USA Today reported that a federal appeals court sided with the CDC’s right to impose COVID-19 regulations on the cruise ship industry. The two-to-one decision was handed down late Saturday night by a panel of judges at the U.S. Court of Appeals, effectively blocking a previous U.S. district judge’s decision just minutes before it would prevent the CDC from enforcing its COVID-19 regulations on the cruise ship industry.
This decision overrules the previous injunction order against the CDC to stay its Conditional Sail Order (CSO) in Florida, thus rendering its comprehensive framework of regulations to safely restart cruise ship operations as mere recommendations rather than requirements.
Florida’s Governor Ron DeSantis filed a lawsuit against the CDC back in April over what he called an “unlawful” shutdown of the cruise industry.
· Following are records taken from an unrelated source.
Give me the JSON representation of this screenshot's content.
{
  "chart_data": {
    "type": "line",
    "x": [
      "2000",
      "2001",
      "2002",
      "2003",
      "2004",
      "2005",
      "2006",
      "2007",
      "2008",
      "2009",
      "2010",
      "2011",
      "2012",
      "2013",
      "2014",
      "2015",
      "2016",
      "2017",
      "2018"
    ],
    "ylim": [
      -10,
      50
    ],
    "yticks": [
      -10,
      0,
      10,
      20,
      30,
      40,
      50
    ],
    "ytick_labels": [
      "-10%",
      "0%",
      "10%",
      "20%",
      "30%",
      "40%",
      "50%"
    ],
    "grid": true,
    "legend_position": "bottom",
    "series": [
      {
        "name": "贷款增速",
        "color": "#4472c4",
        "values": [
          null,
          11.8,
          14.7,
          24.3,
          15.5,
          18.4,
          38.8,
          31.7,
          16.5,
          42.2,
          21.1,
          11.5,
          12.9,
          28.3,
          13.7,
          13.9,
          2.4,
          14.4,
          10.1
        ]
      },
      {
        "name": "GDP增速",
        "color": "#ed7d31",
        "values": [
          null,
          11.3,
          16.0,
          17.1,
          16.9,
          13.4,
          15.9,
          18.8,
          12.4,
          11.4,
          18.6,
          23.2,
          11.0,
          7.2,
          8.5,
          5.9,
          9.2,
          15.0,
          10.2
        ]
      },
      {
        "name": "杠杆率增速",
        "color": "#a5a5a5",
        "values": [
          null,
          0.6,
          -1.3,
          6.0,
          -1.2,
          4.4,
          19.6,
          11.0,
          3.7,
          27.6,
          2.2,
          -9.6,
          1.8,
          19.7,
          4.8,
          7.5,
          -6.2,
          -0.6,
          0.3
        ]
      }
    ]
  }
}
The motion for an injunction was previously granted, asserting that the CSO exceeds the CDC’s “statutory and regulatory authority.”
The CDC’s appeal against the injunction order was filed on July 6, defending the CSO and saying, “It does not shut down the cruise industry but instead provides a sensible, flexible framework for reopening, based on the best available scientific evidence.” The CDC maintained “undisputed evidence shows that unregulated cruise ship operations would exacerbate the spread of COVID-19 and that the harm to the public that would result from such operations cannot be undone.”
In a statement made by Bari Golin-Blaugrund, VP of Strategic Communications, the Cruise Lines International Association (CLIA) claimed the cruise industry would continue to comply with the CDC’s Conditional Sail Order in the state of Florida, as it has continued to do across the United States.